Aunque es cierto que existen diferentes enfoques queer, el núcleo general de lo que
entendemos como teoría queer es la deconstrucción de la heteronormatividad,
es decir, cuestionar las ideas de que las identidades sexuales cisgénero y
heterosexuales sean por default la “naturaleza” humana. Bajo la teoría queer, el género, su expresión y roles,
no son más que construcciones sociales,
en el sentido de que los roles e identidades tradicionales se dan como
resultado de situaciones y acuerdos sociales, que a través de las estructuras
de poder legitiman únicamente entonces las identidades individuales que se
ajustan a las construcciones prestablecidas, reforzando un binarismo social.

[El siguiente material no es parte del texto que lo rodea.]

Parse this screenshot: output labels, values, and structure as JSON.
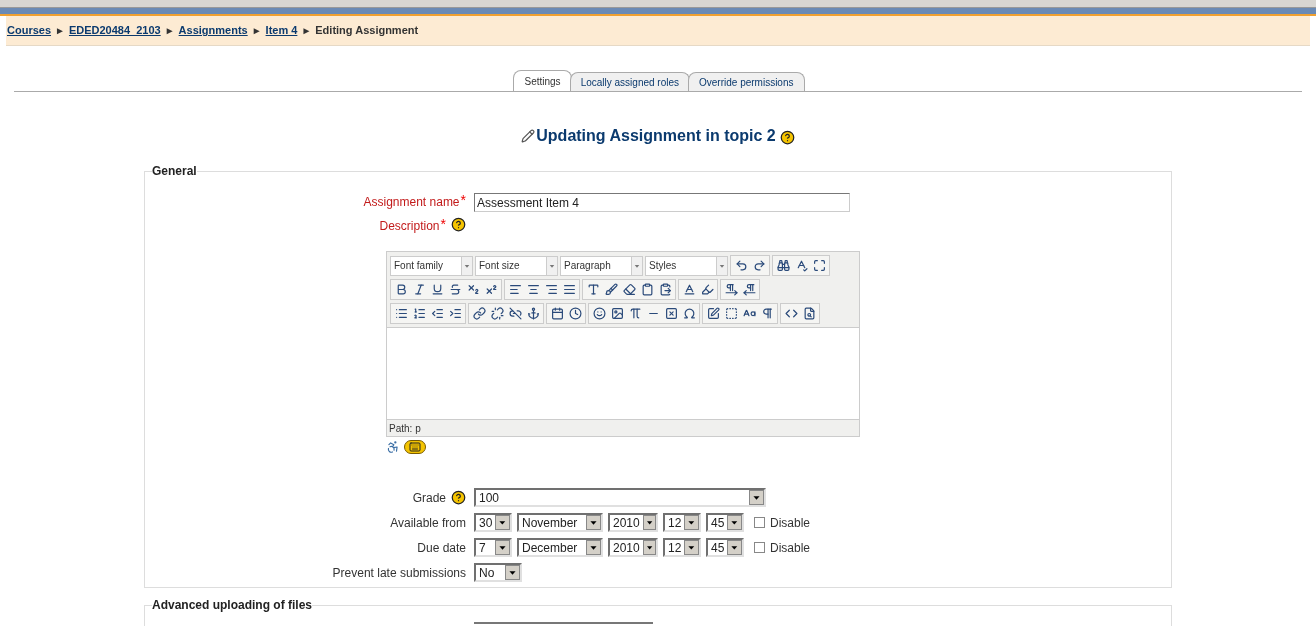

Así, el objetivo de la teoría queer es retar directamente la ontologización de
la heteronormatividad, celebrando y destacando las sexualidades periféricas, aquellas que van más allá de las
fronteras normativas, al mismo tiempo que también las deconstruye (por ejemplo,
al cuestionar el canon homosexual blanco y cis-hetero que suele abundar en
activismos y representaciones gay), rechazando clasificaciones fijas que puedan
replicar elementos de la normatividad. Es decir, no es solamente un movimiento
de gays, lesbianas y transgénero, sino un movimiento de disidentes, de
transgresores del género y la sexualidad.

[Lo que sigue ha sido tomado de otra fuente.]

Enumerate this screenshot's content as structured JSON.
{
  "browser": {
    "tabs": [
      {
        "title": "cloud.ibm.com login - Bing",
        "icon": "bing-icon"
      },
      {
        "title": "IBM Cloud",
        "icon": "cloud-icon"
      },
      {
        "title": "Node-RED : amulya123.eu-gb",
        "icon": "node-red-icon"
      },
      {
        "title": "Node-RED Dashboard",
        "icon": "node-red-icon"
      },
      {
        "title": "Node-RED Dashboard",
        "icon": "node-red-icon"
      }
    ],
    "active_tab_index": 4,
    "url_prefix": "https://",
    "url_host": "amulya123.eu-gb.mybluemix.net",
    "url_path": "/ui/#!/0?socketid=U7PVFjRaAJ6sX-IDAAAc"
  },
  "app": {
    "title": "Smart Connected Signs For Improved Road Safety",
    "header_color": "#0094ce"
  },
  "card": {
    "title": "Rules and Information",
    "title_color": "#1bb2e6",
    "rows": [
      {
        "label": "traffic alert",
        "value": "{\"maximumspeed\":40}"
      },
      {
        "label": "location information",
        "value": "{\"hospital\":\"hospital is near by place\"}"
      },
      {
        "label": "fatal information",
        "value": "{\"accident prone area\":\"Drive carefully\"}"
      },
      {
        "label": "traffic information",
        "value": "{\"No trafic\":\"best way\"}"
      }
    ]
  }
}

Este dinamismo en el discurso de la teoría queer es lo que permite amoldar diferentes tesis en torno al cuestionamiento de las formas en que el poder imprime un modelo sexo-afectivo estándar para la población y la construcción del género. Una de las más conocidas es la performatividad de género, de Judith Butler, amparado por el psicoanalismo freudiano y el enfoque post-estructuralista de Foucault (es decir, cuestionando las estructuras mismas a partir de las cuales se interpretan elementos culturales y sociales). Según Butler, el género es definido por las acciones, por la forma en que uno se presenta día a día, en una suerte de teatro imitativo que es reforzado por la batuta de la heteronormatividad. Es decir, género es lo que haces; es un acto discursivo. Esto hace que incluso categorías como “homosexual” o “lesbiana” no sean más que un conjunto de performances que regular el comportamiento de sus miembros; de ahí que hablemos de lesbianas “marimachos”, hombres “afeminados” y así. Nada es “natural” para Butler: cuestiona incluso la distinción entre sexo y género, pues bajo su tesis, el sexo es igualmente influido por los actos de género, y se convierte en una realización, una lectura que da la apariencia de una sustancia sobre la que descansa el género.
Por supuesto, Butler no es el único referente dentro de la teoría queer y el constructivismo (donde la realidad es independiente al ser humano, pero el conocimiento es construido y modelado por la mente científica; no confundir con construccionismo) de género. Más allá de coincidir o no con la performatividad, otros autores han ampliado mucho más dentro de la teoría, con enfoques post-estructuralistas, para exponer los elementos que permiten la construcción social del género. Así, tenemos la tecnología de género, de Teresa de Lauretis, donde el género surge como una tecnología de la representación a través del cruce de elementos como la familia, la religión o la legislación, interviniendo así en el individuo; la contra-sexualidad de Paul B. Preciado, inspirado en el concepto propuesto por de Lauretis, postula el sexo y la sexualidad como tecnologías sociopolíticas, donde el género es construido y dado sobre la materialidad del cuerpo, de modo que busca romper con las tecnologías de normalización; y la metáfora del ciborg de Donna Haraway, quien en su ensayo Manifiesto ciborg (1983) usa el concepto de este híbrido humano y máquina de ciencia ficción para proponer una fusión de las supuestas dicotomías entre naturaleza y cultura en el discurso feminista y sociológico, una unión que supere esencialismos e identidades. Todas estas propuestas se caracterizan a su vez por una fuerte crítica a proyectos feministas tradicionales, así como por una resistencia a la categorización de las sexualidades periféricas.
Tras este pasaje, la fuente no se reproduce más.